Introduction
Handling authentication and authorization is a critical component in modern web applications. This tutorial dives into best practices for managing these security features within a NestJS application, with the latest TypeScript syntax in play.
Setting Up Your NestJS Project
Before diving into authentication and authorization, initialize your NestJS project by running:
nest new project-name
After creating the project, navigate to its directory:
cd project-name
Implementing Authentication with Passport
NestJS leverages Passport.js for authentication. First, install the required packages:
npm install @nestjs/passport passport passport-local
npm install @types/passport-local --save-dev
Create an auth
module, service, and a local strategy:
nest generate module auth
nest generate service auth
nest generate strategy auth/local
In your local strategy:
import { Strategy } from 'passport-local';
import { PassportStrategy } from '@nestjs/passport';
import { Injectable } from '@nestjs/common';
class LocalStrategy extends PassportStrategy(Strategy) {
constructor(private authService: AuthService) {
super();
}
async validate(username: string, password: string): Promise {
// Add your validation logic here
}
}
For handling user validation, you should implement AuthService
:
import { Injectable } from '@nestjs/common';
@Injectable()
export class AuthService {
// Your user validation logic goes here
}
Setting Up JWT for Sessions
To manage sessions with JWT, you’ll need additional packages:
npm install @nestjs/jwt passport-jwt
npm install @types/passport-jwt --save-dev
Implement a JWT strategy similar to the local strategy, using passport-jwt
.
Securing Routes with Guards
Authentication isn’t useful without securing routes.
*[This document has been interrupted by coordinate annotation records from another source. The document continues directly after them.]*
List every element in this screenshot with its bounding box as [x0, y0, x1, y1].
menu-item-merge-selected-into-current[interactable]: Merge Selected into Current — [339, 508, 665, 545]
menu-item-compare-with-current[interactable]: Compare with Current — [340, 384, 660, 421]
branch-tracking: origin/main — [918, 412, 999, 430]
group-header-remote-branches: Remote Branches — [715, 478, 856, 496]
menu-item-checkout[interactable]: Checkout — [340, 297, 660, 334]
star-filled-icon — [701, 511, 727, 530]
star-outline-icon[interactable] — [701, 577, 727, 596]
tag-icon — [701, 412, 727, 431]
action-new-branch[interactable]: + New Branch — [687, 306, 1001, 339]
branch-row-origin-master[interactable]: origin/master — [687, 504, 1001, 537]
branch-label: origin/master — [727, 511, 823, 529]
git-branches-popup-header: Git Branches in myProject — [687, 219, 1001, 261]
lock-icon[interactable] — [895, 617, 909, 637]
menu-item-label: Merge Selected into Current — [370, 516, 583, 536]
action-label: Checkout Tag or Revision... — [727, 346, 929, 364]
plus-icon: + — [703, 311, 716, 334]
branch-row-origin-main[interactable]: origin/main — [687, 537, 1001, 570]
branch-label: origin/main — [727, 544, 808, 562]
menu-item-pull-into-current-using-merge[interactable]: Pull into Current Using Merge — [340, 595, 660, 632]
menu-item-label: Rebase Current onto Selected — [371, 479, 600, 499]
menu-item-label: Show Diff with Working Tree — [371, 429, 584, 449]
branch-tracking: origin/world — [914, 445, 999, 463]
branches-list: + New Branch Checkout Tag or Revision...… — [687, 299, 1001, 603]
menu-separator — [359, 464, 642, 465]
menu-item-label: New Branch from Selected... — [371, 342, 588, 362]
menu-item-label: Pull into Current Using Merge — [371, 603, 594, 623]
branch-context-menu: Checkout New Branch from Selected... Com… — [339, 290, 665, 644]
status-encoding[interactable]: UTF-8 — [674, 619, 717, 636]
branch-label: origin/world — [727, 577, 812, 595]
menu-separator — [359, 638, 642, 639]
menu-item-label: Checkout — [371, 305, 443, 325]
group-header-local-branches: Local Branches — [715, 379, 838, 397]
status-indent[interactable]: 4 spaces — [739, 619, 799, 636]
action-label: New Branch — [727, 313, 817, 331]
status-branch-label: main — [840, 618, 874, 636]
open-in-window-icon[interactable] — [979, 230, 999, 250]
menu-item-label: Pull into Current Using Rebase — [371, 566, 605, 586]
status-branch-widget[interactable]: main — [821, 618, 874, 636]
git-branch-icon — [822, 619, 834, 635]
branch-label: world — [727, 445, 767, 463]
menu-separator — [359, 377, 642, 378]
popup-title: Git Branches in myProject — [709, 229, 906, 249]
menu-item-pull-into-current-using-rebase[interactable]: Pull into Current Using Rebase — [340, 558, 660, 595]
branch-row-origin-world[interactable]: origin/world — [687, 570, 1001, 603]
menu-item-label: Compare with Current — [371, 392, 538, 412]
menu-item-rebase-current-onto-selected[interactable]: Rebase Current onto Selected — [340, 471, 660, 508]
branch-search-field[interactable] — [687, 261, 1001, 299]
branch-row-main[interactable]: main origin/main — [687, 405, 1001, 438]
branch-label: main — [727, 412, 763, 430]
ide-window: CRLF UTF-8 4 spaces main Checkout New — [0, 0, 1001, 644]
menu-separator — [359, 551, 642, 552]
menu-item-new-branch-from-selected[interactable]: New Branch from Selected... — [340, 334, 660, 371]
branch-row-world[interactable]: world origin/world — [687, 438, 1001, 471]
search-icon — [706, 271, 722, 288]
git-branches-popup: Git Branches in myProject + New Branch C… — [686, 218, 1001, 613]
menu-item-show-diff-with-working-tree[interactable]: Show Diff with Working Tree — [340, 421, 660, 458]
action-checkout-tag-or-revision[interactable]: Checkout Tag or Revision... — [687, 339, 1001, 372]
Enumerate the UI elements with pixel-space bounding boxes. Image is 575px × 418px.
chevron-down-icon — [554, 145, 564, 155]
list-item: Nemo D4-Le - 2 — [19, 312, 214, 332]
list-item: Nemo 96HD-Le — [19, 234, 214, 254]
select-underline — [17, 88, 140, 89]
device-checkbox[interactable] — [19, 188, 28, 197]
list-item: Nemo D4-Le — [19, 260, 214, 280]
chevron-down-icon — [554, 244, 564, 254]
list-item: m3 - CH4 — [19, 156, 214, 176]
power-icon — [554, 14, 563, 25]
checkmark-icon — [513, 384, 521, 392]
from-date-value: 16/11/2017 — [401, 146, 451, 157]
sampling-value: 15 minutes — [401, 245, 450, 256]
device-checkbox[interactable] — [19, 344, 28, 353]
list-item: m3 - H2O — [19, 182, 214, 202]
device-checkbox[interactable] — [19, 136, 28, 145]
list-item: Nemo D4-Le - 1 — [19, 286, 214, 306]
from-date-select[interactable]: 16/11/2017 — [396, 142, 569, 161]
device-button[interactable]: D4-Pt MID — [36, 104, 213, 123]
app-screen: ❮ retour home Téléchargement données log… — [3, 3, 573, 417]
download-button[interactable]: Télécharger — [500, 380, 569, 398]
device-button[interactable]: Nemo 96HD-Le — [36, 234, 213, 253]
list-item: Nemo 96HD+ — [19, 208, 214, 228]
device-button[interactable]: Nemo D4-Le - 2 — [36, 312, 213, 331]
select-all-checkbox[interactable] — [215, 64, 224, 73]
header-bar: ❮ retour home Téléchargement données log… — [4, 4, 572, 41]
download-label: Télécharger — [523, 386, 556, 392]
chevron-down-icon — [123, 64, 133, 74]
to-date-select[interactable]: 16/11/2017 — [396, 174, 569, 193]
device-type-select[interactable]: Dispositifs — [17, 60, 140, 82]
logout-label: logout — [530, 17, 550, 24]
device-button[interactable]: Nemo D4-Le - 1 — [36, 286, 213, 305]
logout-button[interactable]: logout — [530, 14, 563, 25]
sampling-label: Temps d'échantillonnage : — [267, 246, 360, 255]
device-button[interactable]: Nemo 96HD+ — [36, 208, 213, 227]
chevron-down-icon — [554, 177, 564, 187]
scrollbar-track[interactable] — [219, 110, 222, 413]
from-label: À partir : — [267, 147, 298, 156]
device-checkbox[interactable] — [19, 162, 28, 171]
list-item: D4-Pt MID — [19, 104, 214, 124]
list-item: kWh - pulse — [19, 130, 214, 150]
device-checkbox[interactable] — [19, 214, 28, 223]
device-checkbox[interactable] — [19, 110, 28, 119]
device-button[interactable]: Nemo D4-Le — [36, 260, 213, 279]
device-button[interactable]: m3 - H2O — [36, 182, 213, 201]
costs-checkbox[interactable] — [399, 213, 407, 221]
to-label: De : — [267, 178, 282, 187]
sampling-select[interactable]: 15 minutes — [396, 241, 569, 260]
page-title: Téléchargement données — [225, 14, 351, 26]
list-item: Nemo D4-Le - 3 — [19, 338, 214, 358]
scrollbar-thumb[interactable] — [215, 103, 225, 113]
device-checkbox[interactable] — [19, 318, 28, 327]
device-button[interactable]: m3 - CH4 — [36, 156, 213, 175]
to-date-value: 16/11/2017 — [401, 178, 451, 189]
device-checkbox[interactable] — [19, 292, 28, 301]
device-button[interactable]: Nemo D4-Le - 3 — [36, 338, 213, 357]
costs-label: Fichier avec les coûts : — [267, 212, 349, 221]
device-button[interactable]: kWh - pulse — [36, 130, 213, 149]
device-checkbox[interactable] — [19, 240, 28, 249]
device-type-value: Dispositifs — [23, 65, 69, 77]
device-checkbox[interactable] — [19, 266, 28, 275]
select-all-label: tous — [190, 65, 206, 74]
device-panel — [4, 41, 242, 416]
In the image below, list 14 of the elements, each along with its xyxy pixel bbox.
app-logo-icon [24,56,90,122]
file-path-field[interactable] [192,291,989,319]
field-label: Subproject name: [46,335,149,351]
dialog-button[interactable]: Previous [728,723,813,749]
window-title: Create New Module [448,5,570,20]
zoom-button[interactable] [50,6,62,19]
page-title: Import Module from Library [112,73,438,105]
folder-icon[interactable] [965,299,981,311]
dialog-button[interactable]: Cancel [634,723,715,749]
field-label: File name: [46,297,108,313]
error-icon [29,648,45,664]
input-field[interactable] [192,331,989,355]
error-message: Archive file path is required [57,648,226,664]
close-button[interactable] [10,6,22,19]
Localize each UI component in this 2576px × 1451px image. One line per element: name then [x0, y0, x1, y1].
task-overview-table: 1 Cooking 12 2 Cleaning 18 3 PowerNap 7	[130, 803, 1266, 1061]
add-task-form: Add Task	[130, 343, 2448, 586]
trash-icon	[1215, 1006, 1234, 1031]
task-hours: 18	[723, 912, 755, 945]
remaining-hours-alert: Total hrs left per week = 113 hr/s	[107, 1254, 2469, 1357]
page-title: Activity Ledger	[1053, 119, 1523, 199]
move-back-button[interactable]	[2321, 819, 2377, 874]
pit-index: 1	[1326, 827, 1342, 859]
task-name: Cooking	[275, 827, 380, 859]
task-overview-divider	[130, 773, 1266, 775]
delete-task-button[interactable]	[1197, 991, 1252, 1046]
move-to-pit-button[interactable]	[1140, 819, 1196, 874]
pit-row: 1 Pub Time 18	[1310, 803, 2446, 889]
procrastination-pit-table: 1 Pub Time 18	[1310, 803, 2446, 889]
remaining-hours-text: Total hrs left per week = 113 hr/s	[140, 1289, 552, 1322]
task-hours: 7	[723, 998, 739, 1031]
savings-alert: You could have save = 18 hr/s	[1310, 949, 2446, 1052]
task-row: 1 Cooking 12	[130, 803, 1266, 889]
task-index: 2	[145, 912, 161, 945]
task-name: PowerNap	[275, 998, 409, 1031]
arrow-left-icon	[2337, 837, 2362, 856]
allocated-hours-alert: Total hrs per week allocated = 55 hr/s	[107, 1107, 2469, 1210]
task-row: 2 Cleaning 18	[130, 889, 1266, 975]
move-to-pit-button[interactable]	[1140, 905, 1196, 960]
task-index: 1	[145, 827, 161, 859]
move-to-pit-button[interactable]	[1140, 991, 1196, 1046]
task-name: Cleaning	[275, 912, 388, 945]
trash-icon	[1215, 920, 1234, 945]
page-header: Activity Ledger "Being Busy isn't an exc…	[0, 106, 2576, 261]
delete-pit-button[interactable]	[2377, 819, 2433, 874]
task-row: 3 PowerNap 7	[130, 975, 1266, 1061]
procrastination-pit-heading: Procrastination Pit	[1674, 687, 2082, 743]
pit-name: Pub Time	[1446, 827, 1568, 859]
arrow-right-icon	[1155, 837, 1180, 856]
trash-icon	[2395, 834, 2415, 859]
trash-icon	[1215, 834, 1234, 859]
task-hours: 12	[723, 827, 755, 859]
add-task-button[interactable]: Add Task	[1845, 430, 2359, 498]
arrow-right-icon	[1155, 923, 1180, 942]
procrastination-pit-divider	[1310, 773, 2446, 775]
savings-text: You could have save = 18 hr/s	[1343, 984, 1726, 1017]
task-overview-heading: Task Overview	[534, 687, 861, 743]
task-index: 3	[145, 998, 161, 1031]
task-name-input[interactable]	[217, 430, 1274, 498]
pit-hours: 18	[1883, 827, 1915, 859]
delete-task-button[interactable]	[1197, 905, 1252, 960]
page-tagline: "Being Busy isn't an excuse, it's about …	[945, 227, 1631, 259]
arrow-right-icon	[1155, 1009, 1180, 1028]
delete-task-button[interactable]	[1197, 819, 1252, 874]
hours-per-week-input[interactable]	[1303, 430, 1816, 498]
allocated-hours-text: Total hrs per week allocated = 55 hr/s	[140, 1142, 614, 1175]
Implement a guard to ensure users are authenticated:
import { Injectable, CanActivate, ExecutionContext } from '@nestjs/common';
import { AuthGuard } from '@nestjs/passport';
@Injectable()
export class LocalAuthGuard extends AuthGuard('local') {}
Then, apply the guard to your routes using decorators:
import { Controller, Request, Post, UseGuards } from '@nestjs/common';
@Controller()
export class AppController {
@UseGuards(LocalAuthGuard)
@Post('auth/login')
async login(@Request() req) {
return req.user;
}
// ... additional methods ...
}
Implementing Authorization with Roles
Authorization ensures that authenticated users have permissions to perform certain actions. NestJS supports role-based access control:
import { Injectable } from '@nestjs/common';
import { Reflector } from '@nestjs/core';
import { CanActivate, ExecutionContext } from '@nestjs/common';
@Injectable()
export class RolesGuard implements CanActivate {
constructor(private reflector: Reflector) {}
canActivate(context: ExecutionContext): boolean {
const requiredRoles = this.reflector.getAllAndOverride<string[]>('roles', [
context.getHandler(),
context.getClass(),
]);
if (!requiredRoles) {
return true;
}
const request = context.switchToHttp().getRequest();
const user = request.user;
return requiredRoles.some((role) => user.roles?.includes(role));
}
}
To associate roles with routes, create a custom decorator:
import { SetMetadata } from '@nestjs/common';
export const ROLES_KEY = 'roles';
export const Roles = (...roles: string[]) => SetMetadata(ROLES_KEY, roles);
Then, secure a route with the roles decorator and RolesGuard
:
@Roles('admin')
@UseGuards(RolesGuard)
async adminAction() {
// admin only action
}
In advanced scenarios, you may need to refresh tokens. Provide an endpoint for refresh token generation and a strategy to handle it.
Conclusion
Addressing authentication and authorization in NestJS is fundamental for creating secure applications. This tutorial guides you through setting up basic to advanced strategies within the NestJS framework, equipping you to effectively manage your application’s security with confidence. Always test your implementations and keep your dependencies current to uphold best practices.